10. Il y a lieu, dans les circonstances de l’espèce, de laisser à la charge de chaque partie les frais d’instance exposés et non compris dans les dépens.
O R D O N N E :
Article 1er : Il est enjoint à la SAS Les Viviers de la Méloine, représentée par son liquidateur judiciaire, la société Fidès, de libérer le site qu’elle occupe sur la rive ouest de l’anse du Diben, appartenant au domaine public maritime du port de Primel-Le Diben (Plougasnou, 29630), dans un délai de quinze jours à compter de la notification de la présente ordonnance. À défaut pour les intéressées de déférer à cette injonction dans le délai prescrit, Morlaix Communauté pourra faire procéder d’office à leur expulsion et à l’enlèvement des biens et objets présents sur les lieux, au besoin avec le concours de la force publique en vue d’assurer l’exécution de la présente ordonnance.

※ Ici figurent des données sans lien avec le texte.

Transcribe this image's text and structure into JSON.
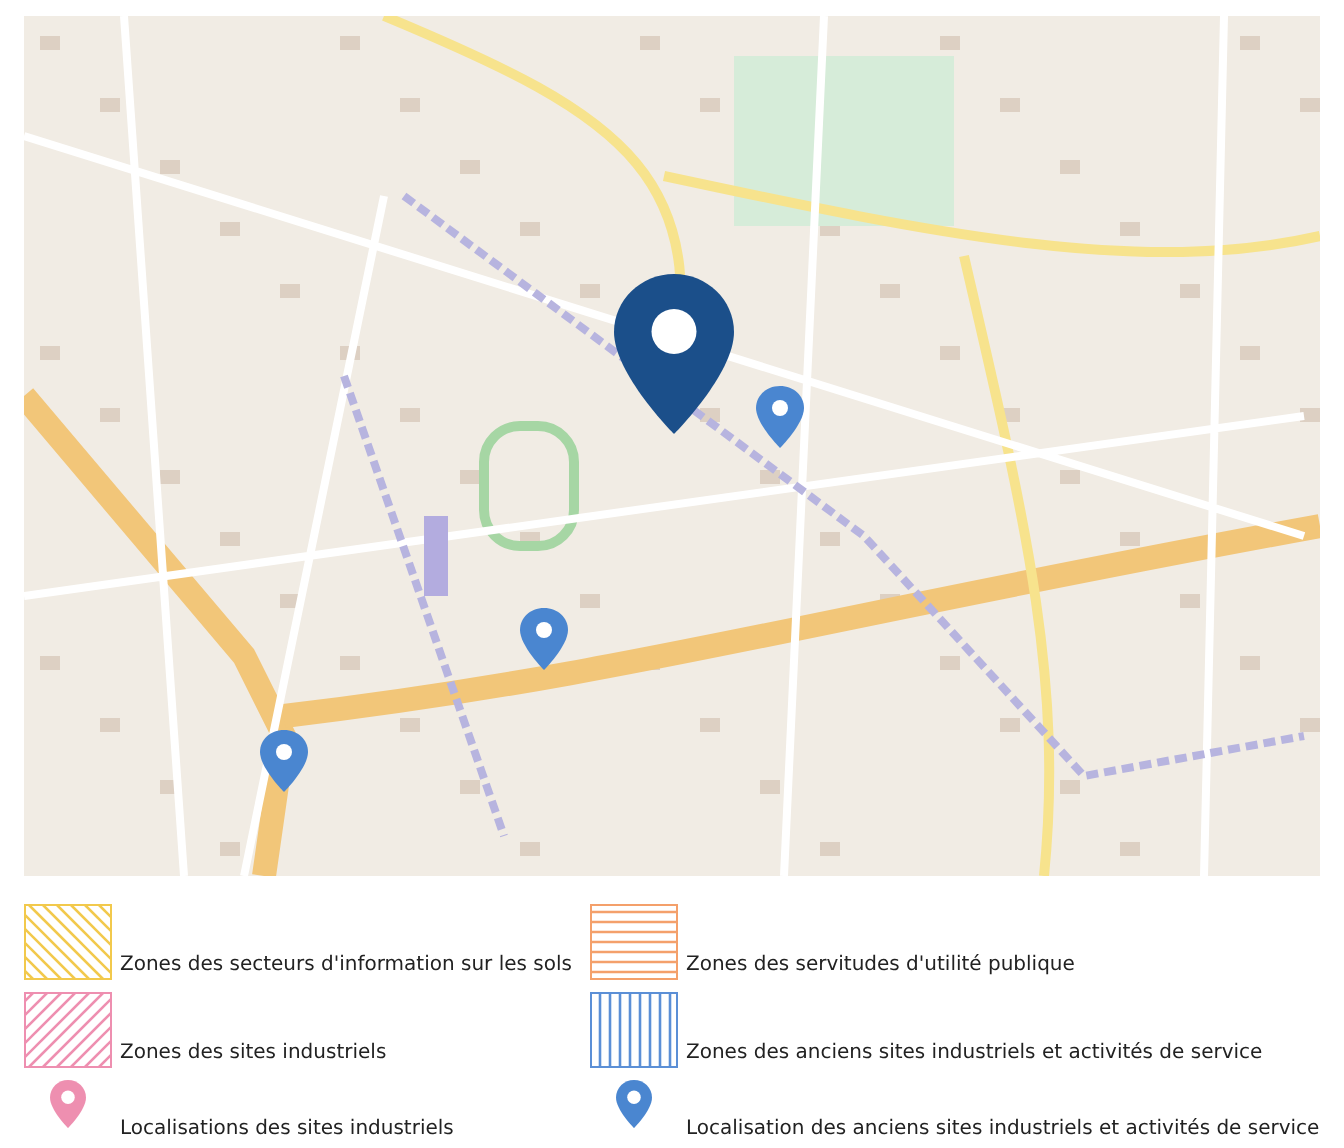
{
  "map": {
    "kind": "picture",
    "marker": {
      "color": "#1b4f8a"
    }
  },
  "legend": [
    {
      "kind": "hatch-diagonal",
      "color": "#f2c94c",
      "label": "Zones des secteurs d'information sur les sols"
    },
    {
      "kind": "hatch-horizontal",
      "color": "#f4a06b",
      "label": "Zones des servitudes d'utilité publique"
    },
    {
      "kind": "hatch-diagonal",
      "color": "#ee8fb0",
      "label": "Zones des sites industriels"
    },
    {
      "kind": "hatch-vertical",
      "color": "#5b8fd6",
      "label": "Zones des anciens sites industriels et activités de service"
    },
    {
      "kind": "pin",
      "color": "#ee8fb0",
      "label": "Localisations des sites industriels"
    },
    {
      "kind": "pin",
      "color": "#4a86d0",
      "label": "Localisation des anciens sites industriels et activités de service"
    }
  ]
}
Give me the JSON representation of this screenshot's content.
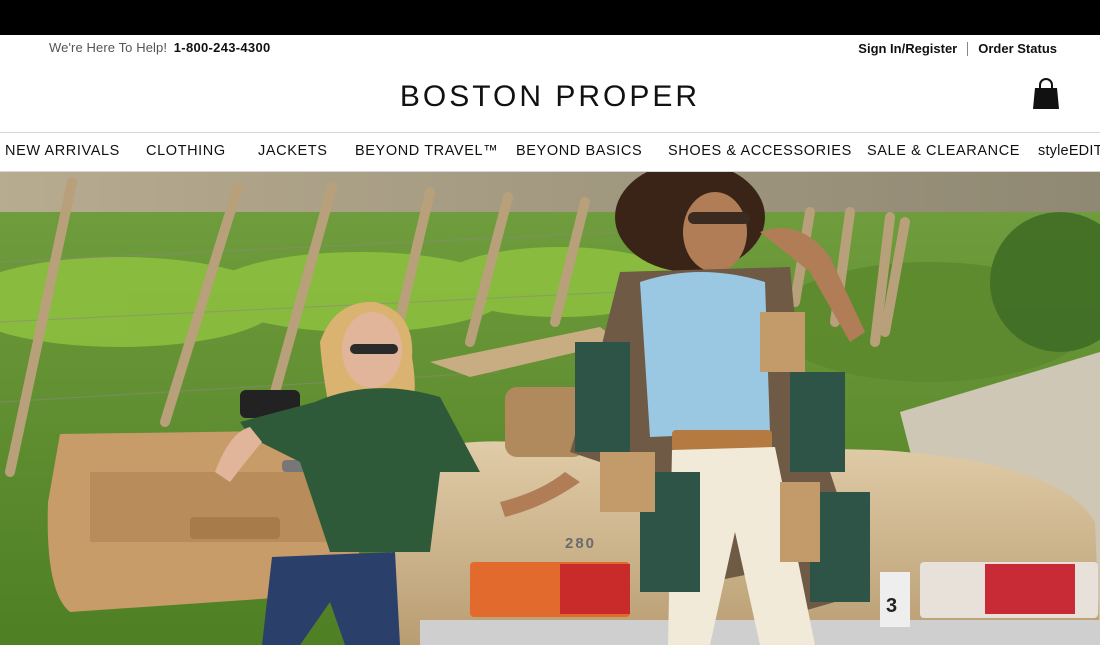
{
  "promo_bar": {
    "text": ""
  },
  "utility": {
    "help_text": "We're Here To Help!",
    "phone": "1-800-243-4300",
    "sign_in": "Sign In/Register",
    "order_status": "Order Status"
  },
  "brand": {
    "logo": "BOSTON PROPER"
  },
  "nav": {
    "items": [
      {
        "label": "NEW ARRIVALS"
      },
      {
        "label": "CLOTHING"
      },
      {
        "label": "JACKETS"
      },
      {
        "label": "BEYOND TRAVEL™"
      },
      {
        "label": "BEYOND BASICS"
      },
      {
        "label": "SHOES & ACCESSORIES"
      },
      {
        "label": "SALE & CLEARANCE"
      },
      {
        "label": "styleEDIT"
      }
    ]
  },
  "hero": {
    "car_badge": "280",
    "plate_fragment": "3"
  },
  "icons": {
    "cart": "shopping-bag-icon"
  },
  "colors": {
    "promo_bar": "#000000",
    "text": "#111111",
    "divider": "#d6d6d6"
  }
}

Article 2 : Le surplus des conclusions de la requête est rejeté.
Article 3 : Les conclusions présentées par la Selarl Fidès, ès qualité de liquidateur judiciaire de la SAS Les Viviers de la Méloine, au titre de l’article L. 761-1 du code de justice administrative sont rejetées.
Article 4 : La présente ordonnance sera notifiée à la communauté d’agglomération Morlaix Communauté et à la Selarl Fidès, ès qualité de liquidateur judiciaire de la SAS Les Viviers de la Méloine.
Fait à Rennes, le 6 août 2025.
Le juge des référés,
signé
O. Thielen
La greffière,
signé
P. Lecompte
La République mande et ordonne au préfet du Finistère en ce qui le concerne et à tous commissaires de justice à ce requis en ce qui concerne les voies de droit commun contre les parties privées, de pourvoir à l’exécution de la présente décision.